Thursday, January 23, 2014

My Humanism

I'm a humanist... which, for me, means that I believe in the equality of all people no matter race, ethnicity, sex, gender, sexuality, religion, class, or age. This means, yes, I'm a feminist(a male one at that!) and an LGBT ally, but it includes so much more as well.

I've often been asked about why I don't call myself a feminist. Simply said: I am, so is it at all relevant whether I label myself one or not if I work and agree with feminists?

Labels such as "feminist" have extreme value, no doubt. They establish an undeniable connection and almost a vow that you are committed to a specific struggle, identity, or persona. My calling myself a feminist may indeed be a powerful statement to other feminists and, possibly even more so, to other men who aren't feminists.

As a gay man, I often have felt, in the past, that I am expected to identify with women and therefore identify as a feminist. Gay men and straight women share biological similarities(mostly in brain structure and use) just as gay women and straight men do. More than ninety percent of all my friends have always been women. (I've hear the words "period," "vagina," and "clitoris" more often than I can count in these past couple of years!) And... FACT #1: I am feminist. (Wait, didn't I already say that?)

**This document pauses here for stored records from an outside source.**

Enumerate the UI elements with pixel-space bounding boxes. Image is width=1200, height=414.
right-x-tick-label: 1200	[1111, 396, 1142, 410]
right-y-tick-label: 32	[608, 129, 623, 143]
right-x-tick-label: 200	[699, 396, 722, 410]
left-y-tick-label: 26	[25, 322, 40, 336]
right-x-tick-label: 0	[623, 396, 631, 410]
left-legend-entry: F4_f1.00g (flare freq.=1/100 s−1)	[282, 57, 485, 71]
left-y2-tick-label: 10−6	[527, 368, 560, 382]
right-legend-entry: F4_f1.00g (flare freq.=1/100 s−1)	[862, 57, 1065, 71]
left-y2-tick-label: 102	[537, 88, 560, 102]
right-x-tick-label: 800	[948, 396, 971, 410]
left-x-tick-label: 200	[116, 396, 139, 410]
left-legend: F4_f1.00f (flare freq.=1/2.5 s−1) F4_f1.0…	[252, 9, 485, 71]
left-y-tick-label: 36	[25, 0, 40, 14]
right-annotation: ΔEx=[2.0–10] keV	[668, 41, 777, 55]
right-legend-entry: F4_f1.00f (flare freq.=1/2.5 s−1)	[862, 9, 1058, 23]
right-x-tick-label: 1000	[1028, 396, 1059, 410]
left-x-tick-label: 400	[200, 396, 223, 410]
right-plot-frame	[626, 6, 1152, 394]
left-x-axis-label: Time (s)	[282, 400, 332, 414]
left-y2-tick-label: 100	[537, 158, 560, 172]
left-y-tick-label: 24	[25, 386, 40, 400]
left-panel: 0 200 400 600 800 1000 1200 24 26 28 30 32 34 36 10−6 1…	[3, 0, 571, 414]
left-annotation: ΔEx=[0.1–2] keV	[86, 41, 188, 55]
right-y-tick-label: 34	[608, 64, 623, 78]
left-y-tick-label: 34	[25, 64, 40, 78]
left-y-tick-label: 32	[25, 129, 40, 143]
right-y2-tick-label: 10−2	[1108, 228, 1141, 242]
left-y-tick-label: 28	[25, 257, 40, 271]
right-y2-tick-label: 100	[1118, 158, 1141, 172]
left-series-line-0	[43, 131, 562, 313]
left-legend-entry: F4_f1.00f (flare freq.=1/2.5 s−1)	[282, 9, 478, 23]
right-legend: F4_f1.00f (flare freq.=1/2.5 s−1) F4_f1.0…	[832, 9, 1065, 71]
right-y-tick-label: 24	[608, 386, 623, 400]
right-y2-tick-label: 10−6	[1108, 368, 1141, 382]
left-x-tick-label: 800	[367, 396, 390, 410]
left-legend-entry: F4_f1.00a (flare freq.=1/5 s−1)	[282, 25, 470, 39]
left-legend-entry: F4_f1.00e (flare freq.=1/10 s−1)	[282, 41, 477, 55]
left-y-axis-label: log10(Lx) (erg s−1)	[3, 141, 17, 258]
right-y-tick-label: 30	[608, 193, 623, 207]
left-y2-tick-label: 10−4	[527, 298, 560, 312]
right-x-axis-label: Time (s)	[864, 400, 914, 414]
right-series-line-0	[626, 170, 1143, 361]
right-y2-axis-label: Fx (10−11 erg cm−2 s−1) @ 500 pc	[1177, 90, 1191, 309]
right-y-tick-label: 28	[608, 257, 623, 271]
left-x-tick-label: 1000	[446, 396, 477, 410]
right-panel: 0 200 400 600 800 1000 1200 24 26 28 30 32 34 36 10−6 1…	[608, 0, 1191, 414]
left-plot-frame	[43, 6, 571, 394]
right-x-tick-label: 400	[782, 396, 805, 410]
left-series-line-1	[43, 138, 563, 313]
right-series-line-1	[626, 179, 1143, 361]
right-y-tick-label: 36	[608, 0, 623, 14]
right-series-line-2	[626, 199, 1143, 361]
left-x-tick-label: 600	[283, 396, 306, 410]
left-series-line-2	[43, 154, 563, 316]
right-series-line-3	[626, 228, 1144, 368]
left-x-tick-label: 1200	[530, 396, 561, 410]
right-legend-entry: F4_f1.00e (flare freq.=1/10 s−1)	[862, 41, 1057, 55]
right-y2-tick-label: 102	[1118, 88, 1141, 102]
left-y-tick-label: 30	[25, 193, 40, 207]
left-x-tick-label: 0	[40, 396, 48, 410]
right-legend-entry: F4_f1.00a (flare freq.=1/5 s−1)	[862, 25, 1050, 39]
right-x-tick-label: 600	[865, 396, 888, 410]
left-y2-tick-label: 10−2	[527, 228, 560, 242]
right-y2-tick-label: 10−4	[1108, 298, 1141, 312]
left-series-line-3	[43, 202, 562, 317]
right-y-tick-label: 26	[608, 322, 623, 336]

I see exactly why this can be a simple assumption to make, but I relate to men equally if not more than to women, and I see the male perspective while also trying to see the female as much as possible as well. I sympathize with the fact that American men resort to suicide approximately four times as often as women, with the undeniable majority of rape victims that are women, with the estimation that ninety percent of prison inmates are men, with the favoritism given to men when allocating wages to nearly all employees in the country, and with all the other struggles faced by either gender. I sympathize, and, when possible, I do my best to make others aware of these facts in a minor effort to possibly help to change the national perspective of these issues.

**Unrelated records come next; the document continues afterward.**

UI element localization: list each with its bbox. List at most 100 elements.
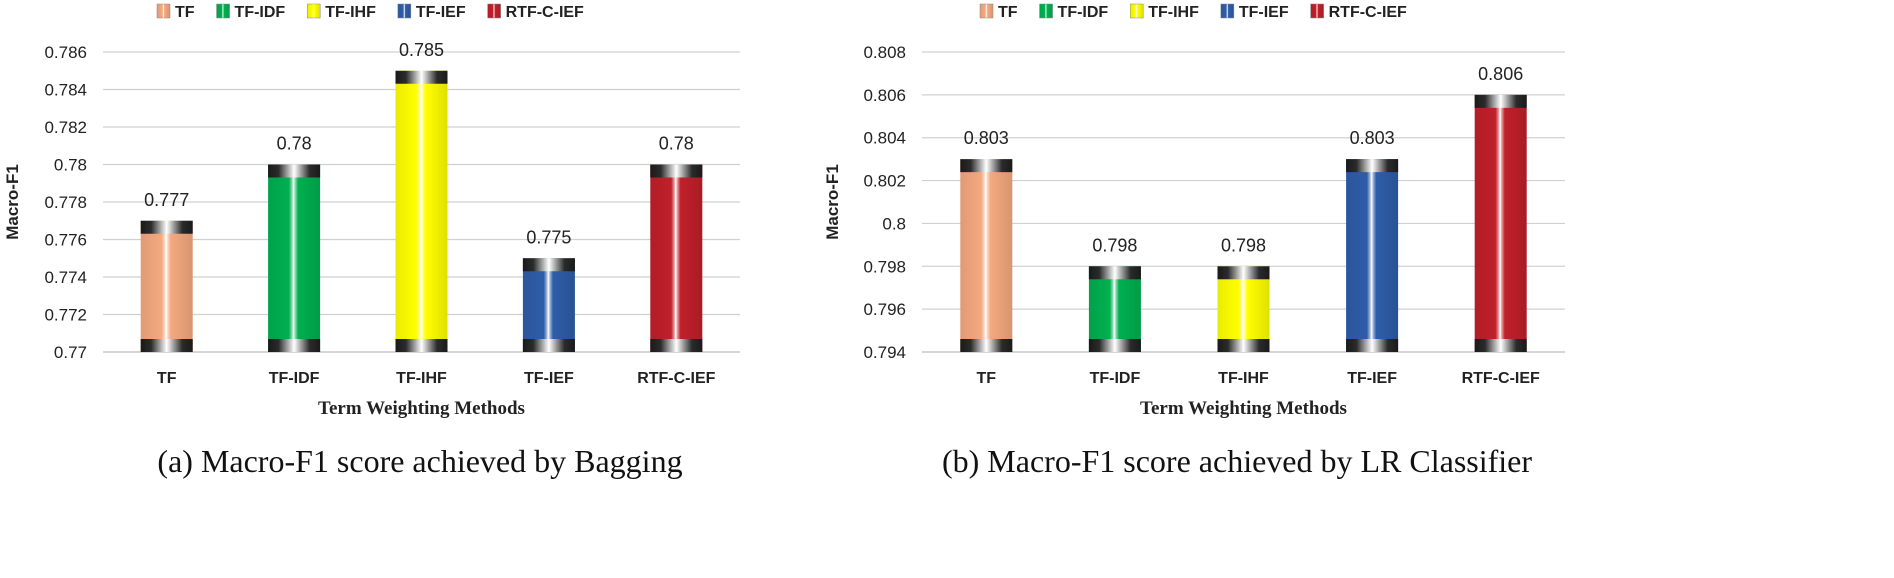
legend-label-tf-ief: TF-IEF (1239, 4, 1289, 21)
legend: TF TF-IDF TF-IHF TF-IEF RTF-C-IEF (156, 3, 584, 21)
legend-swatch-tf-idf (1039, 3, 1053, 19)
bar-bottom-cap (1346, 339, 1399, 352)
bar-rtf-c-ief (1474, 94, 1527, 352)
legend-label-rtf-c-ief: RTF-C-IEF (506, 4, 584, 21)
x-tick-label: TF-IEF (524, 370, 574, 387)
x-axis-label: Term Weighting Methods (1140, 398, 1347, 419)
x-tick-label: TF-IEF (1347, 370, 1397, 387)
y-tick-label: 0.796 (863, 300, 906, 319)
x-tick-label: TF (157, 370, 177, 387)
bar-top-cap (1217, 266, 1270, 280)
x-axis-label: Term Weighting Methods (318, 398, 525, 419)
bar-bottom-cap (960, 339, 1013, 352)
chart-panel-1: TF TF-IDF TF-IHF TF-IEF RTF-C-IEF 0.77 0.772 0.… (3, 3, 740, 479)
y-tick-label: 0.782 (44, 118, 87, 137)
data-label: 0.798 (1092, 235, 1137, 255)
bar-bottom-cap (650, 339, 703, 352)
legend-label-tf-ihf: TF-IHF (325, 4, 376, 21)
y-tick-label: 0.798 (863, 257, 906, 276)
x-tick-label: TF (977, 370, 997, 387)
y-tick-label: 0.786 (44, 43, 87, 62)
bar-top-cap (522, 258, 575, 272)
y-tick-label: 0.806 (863, 86, 906, 105)
y-tick-label: 0.804 (863, 129, 906, 148)
bar-body (960, 159, 1013, 352)
chart-panel-2: TF TF-IDF TF-IHF TF-IEF RTF-C-IEF 0.794 0.796 0… (823, 3, 1565, 479)
bar-tf-ief (522, 258, 575, 352)
y-tick-label: 0.802 (863, 172, 906, 191)
figure-caption: (b) Macro-F1 score achieved by LR Classi… (942, 443, 1532, 479)
bar-top-cap (1088, 266, 1141, 280)
y-tick-label: 0.78 (54, 156, 87, 175)
y-tick-label: 0.77 (54, 343, 87, 362)
legend-swatch-tf (979, 3, 994, 19)
legend-swatch-tf-idf (216, 3, 230, 19)
legend-label-tf: TF (175, 4, 195, 21)
bar-top-cap (1346, 159, 1399, 173)
y-tick-label: 0.772 (44, 306, 87, 325)
bar-body (1474, 94, 1527, 352)
y-tick-label: 0.784 (44, 81, 87, 100)
bar-bottom-cap (140, 339, 193, 352)
legend-swatch-tf-ihf (1129, 3, 1144, 19)
legend: TF TF-IDF TF-IHF TF-IEF RTF-C-IEF (979, 3, 1407, 21)
bar-bottom-cap (395, 339, 448, 352)
data-label: 0.78 (277, 134, 312, 154)
data-label: 0.785 (399, 40, 444, 60)
bar-body (268, 164, 321, 352)
bar-top-cap (650, 164, 703, 178)
bar-rtf-c-ief (650, 164, 703, 352)
data-label: 0.78 (659, 134, 694, 154)
bar-top-cap (268, 164, 321, 178)
data-label: 0.803 (1350, 128, 1395, 148)
legend-swatch-rtf-c-ief (1310, 3, 1324, 19)
bar-bottom-cap (1217, 339, 1270, 352)
bar-top-cap (140, 220, 193, 234)
figure-caption: (a) Macro-F1 score achieved by Bagging (157, 443, 682, 479)
legend-swatch-rtf-c-ief (487, 3, 501, 19)
bar-bottom-cap (1474, 339, 1527, 352)
legend-label-rtf-c-ief: RTF-C-IEF (1329, 4, 1407, 21)
x-tick-label: RTF-C-IEF (1462, 370, 1540, 387)
data-label: 0.803 (964, 128, 1009, 148)
legend-swatch-tf-ief (1220, 3, 1235, 19)
bar-top-cap (960, 159, 1013, 173)
bar-body (650, 164, 703, 352)
y-axis-label: Macro-F1 (3, 164, 22, 240)
bar-tf-ihf (395, 70, 448, 352)
legend-label-tf-idf: TF-IDF (1058, 4, 1109, 21)
legend-swatch-tf-ihf (306, 3, 321, 19)
bar-tf-idf (268, 164, 321, 352)
legend-swatch-tf-ief (397, 3, 412, 19)
y-axis-label: Macro-F1 (823, 164, 842, 240)
x-tick-label: TF-IDF (1090, 370, 1141, 387)
y-tick-label: 0.8 (882, 214, 906, 233)
data-label: 0.777 (144, 190, 189, 210)
bar-body (1346, 159, 1399, 352)
y-tick-label: 0.774 (44, 268, 87, 287)
x-tick-label: TF-IDF (269, 370, 320, 387)
bar-tf (140, 220, 193, 352)
bar-bottom-cap (268, 339, 321, 352)
x-tick-label: RTF-C-IEF (637, 370, 715, 387)
bar-body (140, 220, 193, 352)
bar-bottom-cap (1088, 339, 1141, 352)
bar-tf-ihf (1217, 266, 1270, 352)
bar-top-cap (395, 70, 448, 84)
bar-body (395, 70, 448, 352)
legend-label-tf-ief: TF-IEF (416, 4, 466, 21)
y-tick-label: 0.776 (44, 231, 87, 250)
legend-swatch-tf (156, 3, 171, 19)
legend-label-tf-idf: TF-IDF (235, 4, 286, 21)
bar-tf-idf (1088, 266, 1141, 352)
data-label: 0.806 (1478, 64, 1523, 84)
y-tick-label: 0.794 (863, 343, 906, 362)
bar-bottom-cap (522, 339, 575, 352)
legend-label-tf: TF (998, 4, 1018, 21)
bar-tf-ief (1346, 159, 1399, 352)
legend-label-tf-ihf: TF-IHF (1148, 4, 1199, 21)
bar-tf (960, 159, 1013, 352)
bar-body (522, 258, 575, 352)
data-label: 0.775 (526, 227, 571, 247)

And... FACT #2: I am a man. Until very recently, I used this as my primary reason to not label myself a feminist. I explained to others constantly that "feminist" gives an immediate implied preference to females. And, yes, this is a fact, and it is clearly due to the foundation of the feminist movement itself. There was little to no nationally recognized struggle faced by the general male population. The movement was meant to empower women to give them the right to vote, to hold a job, and to give the rights that men possessed to women as well. Feminism means the belief in equality between men and women in rights and opportunities. The definition implies no preference, but my experiences with the feminist movement show no sign that it fights to tear down the ideals of masculinity in the same way that it is working to fight for women's abilities to defy the traditional "stay-at-home mom" housewife mentality.

Therefore, despite the disjoint relationship that this may incite between me and other feminists, I see no problem with my reluctance to self-identify as a feminist. Neither do I see any problem with any other man, straight, gay, or otherwise, facing the same dilemma and settling on a label such as "humanist" or something else other than "feminist." Any label they find for themselves is entirely viable and worthy of support from the feminist movement and community as long as appropriate support for the equality between men and women is included.

If a man were to identify as a "masculist" for example and if the term were to spread into wide-spread use by other men, similar to the juxtaposition that "waiter" offers with "waitress," is there any reason to fret about the letters M-A-S-C if they support that same universal equality between men and women but simply don't discover themselves to fit in/relate with the feminist movement? Isn't their support for the battle against sexism the only quality that truly matters? I'd hope that, by this point, this reliance on labels seems as obvious and trivial as it does to me.

FACT #3: I'm a college student. (Again... nothing new, I know.) However, I think this fact often gets lost in the shuffle of Facebook debates and with face-to-face discussions. I see college as my four years to grow and build myself into the person that I want to be for the rest of my life, so... yes, I've made bad judgments in the past, as recent as this morning, about where my beliefs lie. However, I've decided that if, one moment, I say I'm not a "feminist" because of the letters F-E-M, and the next I realize that my self-identification as a "humanist" has little to do with that in reality, instead of being stubborn about my stance, I can simply move on and develop a new explanation(...and why is that explanation so important in the first place?). I don't expect to be held to my initial statement just like I don't hold you to the statement you said in fourth grade that you wanted to be a firefighter, an astronaut, a rock star, or whatever other dream career you came up with.

My being a "humanist" was indeed founded in my reluctance to accept the prefix fem-, much like the feminist movement was initialized by the necessity for women's empowerment and equality, but it has since become a way in which I can incorporate and remind myself of the importance for the equality of people of all gender, sex, sexuality, race, class, etc., as the feminist movement could very well imply the same adjustment for other men, women, and feminists.